O Dia Nacional do Repórter é comemorado em 16 de fevereiro. Saiba mais sobre esse profissional que pesquisa e entrevista para levar os fatos até o público.

reporter entrevista pessoas na rua

Quem é e o que faz o repórter

Há profissionais que circulam entre editorias, mas em geral eles se especializam em alguma delas, como política, economia, cultura, esporte, educação e mundo. Também existem os que trabalham com imagem, caso dos repórteres fotográfico e cinematográfico.
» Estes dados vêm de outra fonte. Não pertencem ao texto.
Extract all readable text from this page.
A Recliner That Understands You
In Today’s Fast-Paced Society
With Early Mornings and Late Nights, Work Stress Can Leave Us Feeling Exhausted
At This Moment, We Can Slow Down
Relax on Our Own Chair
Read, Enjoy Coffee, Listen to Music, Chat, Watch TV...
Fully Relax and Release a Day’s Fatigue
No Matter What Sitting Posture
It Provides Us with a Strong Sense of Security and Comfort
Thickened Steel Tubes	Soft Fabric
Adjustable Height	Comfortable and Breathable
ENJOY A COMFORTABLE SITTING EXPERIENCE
Com a invenção da imprensa por Gutenberg, os jornais começaram a publicar os primeiros artigos, inicialmente com viés opinativo. Mais tarde, as publicações começaram a dar destaque para grandes reportagens.
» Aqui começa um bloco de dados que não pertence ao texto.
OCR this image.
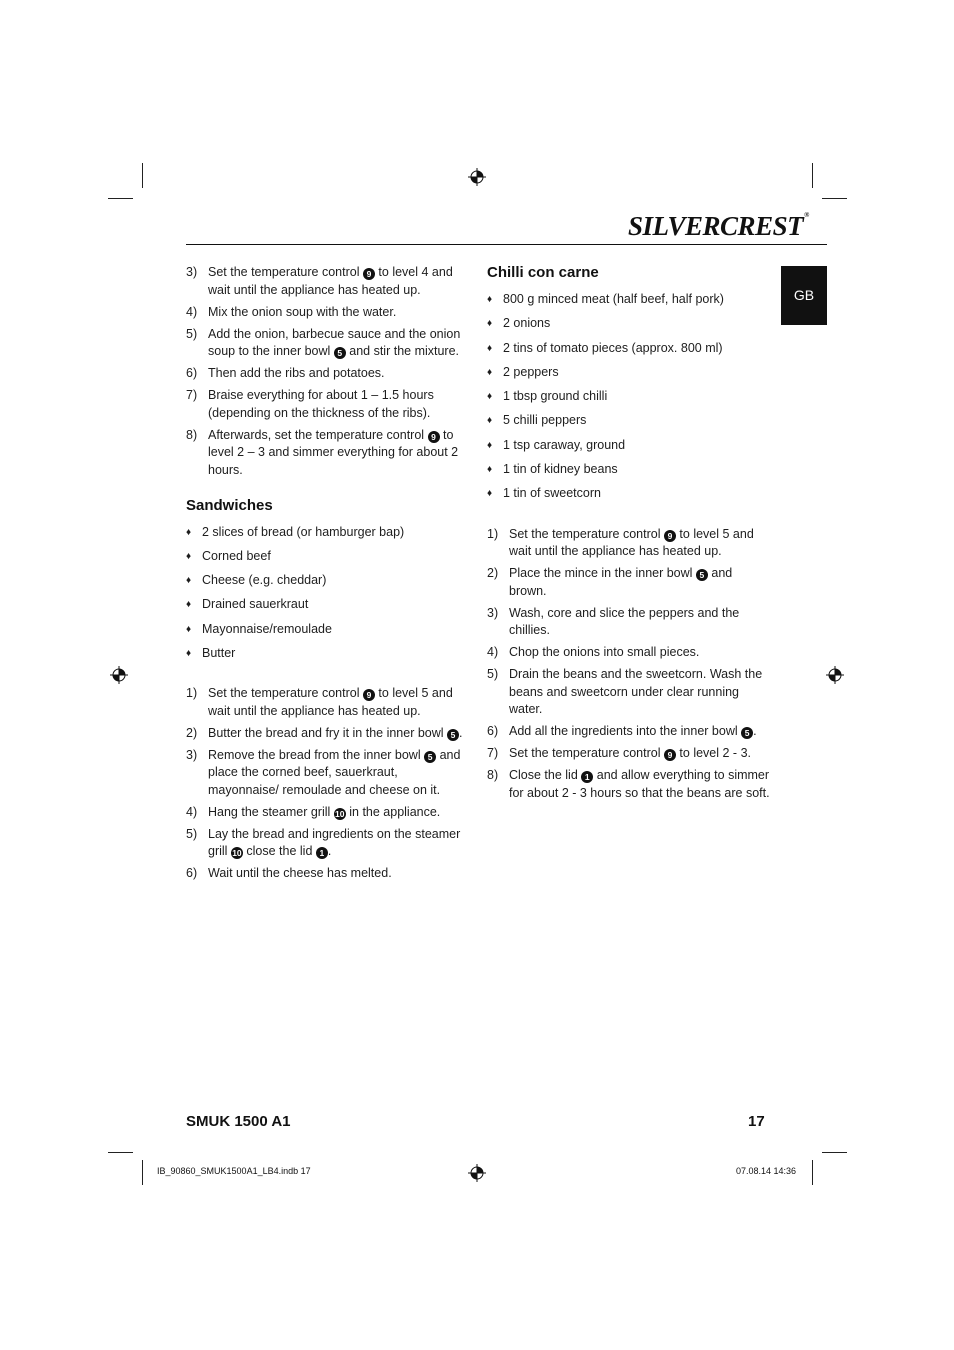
SILVERCREST®
GB
3) Set the temperature control 9 to level 4 and wait until the appliance has heated up.
4) Mix the onion soup with the water.
5) Add the onion, barbecue sauce and the onion soup to the inner bowl 5 and stir the mixture.
6) Then add the ribs and potatoes.
7) Braise everything for about 1 – 1.5 hours (depending on the thickness of the ribs).
8) Afterwards, set the temperature control 9 to level 2 – 3 and simmer everything for about 2 hours.
Sandwiches
♦ 2 slices of bread (or hamburger bap)
♦ Corned beef
♦ Cheese (e.g. cheddar)
♦ Drained sauerkraut
♦ Mayonnaise/remoulade
♦ Butter
1) Set the temperature control 9 to level 5 and wait until the appliance has heated up.
2) Butter the bread and fry it in the inner bowl 5 .
3) Remove the bread from the inner bowl 5 and place the corned beef, sauerkraut, mayonnaise/ remoulade and cheese on it.
4) Hang the steamer grill 10 in the appliance.
5) Lay the bread and ingredients on the steamer grill 10 close the lid 1 .
6) Wait until the cheese has melted.
Chilli con carne
♦ 800 g minced meat (half beef, half pork)
♦ 2 onions
♦ 2 tins of tomato pieces (approx. 800 ml)
♦ 2 peppers
♦ 1 tbsp ground chilli
♦ 5 chilli peppers
♦ 1 tsp caraway, ground
♦ 1 tin of kidney beans
♦ 1 tin of sweetcorn
1) Set the temperature control 9 to level 5 and wait until the appliance has heated up.
2) Place the mince in the inner bowl 5 and brown.
3) Wash, core and slice the peppers and the chillies.
4) Chop the onions into small pieces.
5) Drain the beans and the sweetcorn. Wash the beans and sweetcorn under clear running water.
6) Add all the ingredients into the inner bowl 5 .
7) Set the temperature control 9 to level 2 - 3.
8) Close the lid 1 and allow everything to simmer for about 2 - 3 hours so that the beans are soft.
SMUK 1500 A1	17
IB_90860_SMUK1500A1_LB4.indb 17	07.08.14 14:36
No Brasil, ficou conhecida a cobertura jornalística de Euclides da Cunha com a narrativa da Guerra de Canudos para O Estado de São Paulo. O então repórter narrou em artigos jornalísticos o que ia acontecendo, sendo o último dos relatos o “Diário de uma expedição”, complementar ao que veio a se tornar um dos clássicos brasileiros, “Os Sertões”, com a história de Antônio Conselheiro e companhia.
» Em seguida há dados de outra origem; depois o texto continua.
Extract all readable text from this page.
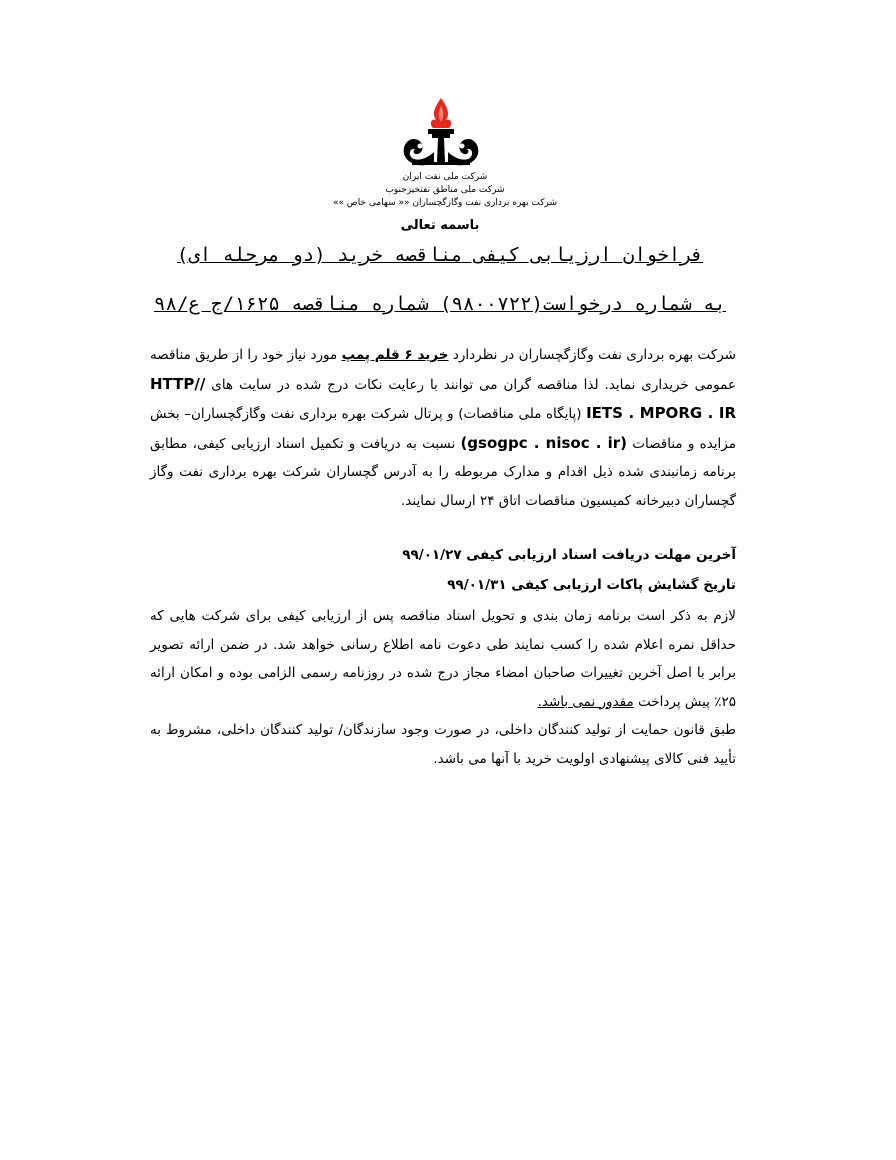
شرکت ملی نفت ایران
شرکت ملی مناطق نفتخیزجنوب
شرکت بهره برداری نفت وگازگچساران «« سهامی خاص »»
باسمه تعالی
فراخوان ارزیابی کیفی مناقصه خرید (دو مرحله ای)
به شماره درخواست(۹۸۰۰۷۲۲) شماره مناقصه ۱۶۲۵/ج ع/۹۸
شرکت بهره برداری نفت وگازگچساران در نظردارد خرید ۶ قلم پمپ مورد نیاز خود را از طریق مناقصه عمومی خریداری نماید. لذا مناقصه گران می توانند با رعایت نکات درج شده در سایت های HTTP// IETS . MPORG . IR (پایگاه ملی مناقصات) و پرتال شرکت بهره برداری نفت وگازگچساران– بخش مزایده و مناقصات (gsogpc . nisoc . ir) نسبت به دریافت و تکمیل اسناد ارزیابی کیفی، مطابق برنامه زمانبندی شده ذیل اقدام و مدارک مربوطه را به آدرس گچساران شرکت بهره برداری نفت وگاز گچساران دبیرخانه کمیسیون مناقصات اتاق ۲۴ ارسال نمایند.
آخرین مهلت دریافت اسناد ارزیابی کیفی ۹۹/۰۱/۲۷
تاریخ گشایش پاکات ارزیابی کیفی ۹۹/۰۱/۳۱
لازم به ذکر است برنامه زمان بندی و تحویل اسناد مناقصه پس از ارزیابی کیفی برای شرکت هایی که حداقل نمره اعلام شده را کسب نمایند طی دعوت نامه اطلاع رسانی خواهد شد. در ضمن ارائه تصویر برابر با اصل آخرین تغییرات صاحبان امضاء مجاز درج شده در روزنامه رسمی الزامی بوده و امکان ارائه ۲۵٪ پیش پرداخت مقدور نمی باشد.
طبق قانون حمایت از تولید کنندگان داخلی، در صورت وجود سازندگان/ تولید کنندگان داخلی، مشروط به تأیید فنی کالای پیشنهادی اولویت خرید با آنها می باشد.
Na época, os artigos e o livro de Euclides da Cunha representaram uma grande mudança literária no discurso que chegava à zona urbana, trazendo aquela realidade sertaneja e diretamente do front. O autor, com origem militar, foi podendo transmitir, pela imersão que teve no combate, os diferentes lados da história.

Faz parte do trabalho do repórter, como jornalista, primar pela verdade, pelo interesse dos cidadãos e pela verificação dos fatos. Ele deve confirmar com suas fontes as versões a que tiver acesso, inclusive protegendo-as quando necessário, e buscar o máximo de independência possível.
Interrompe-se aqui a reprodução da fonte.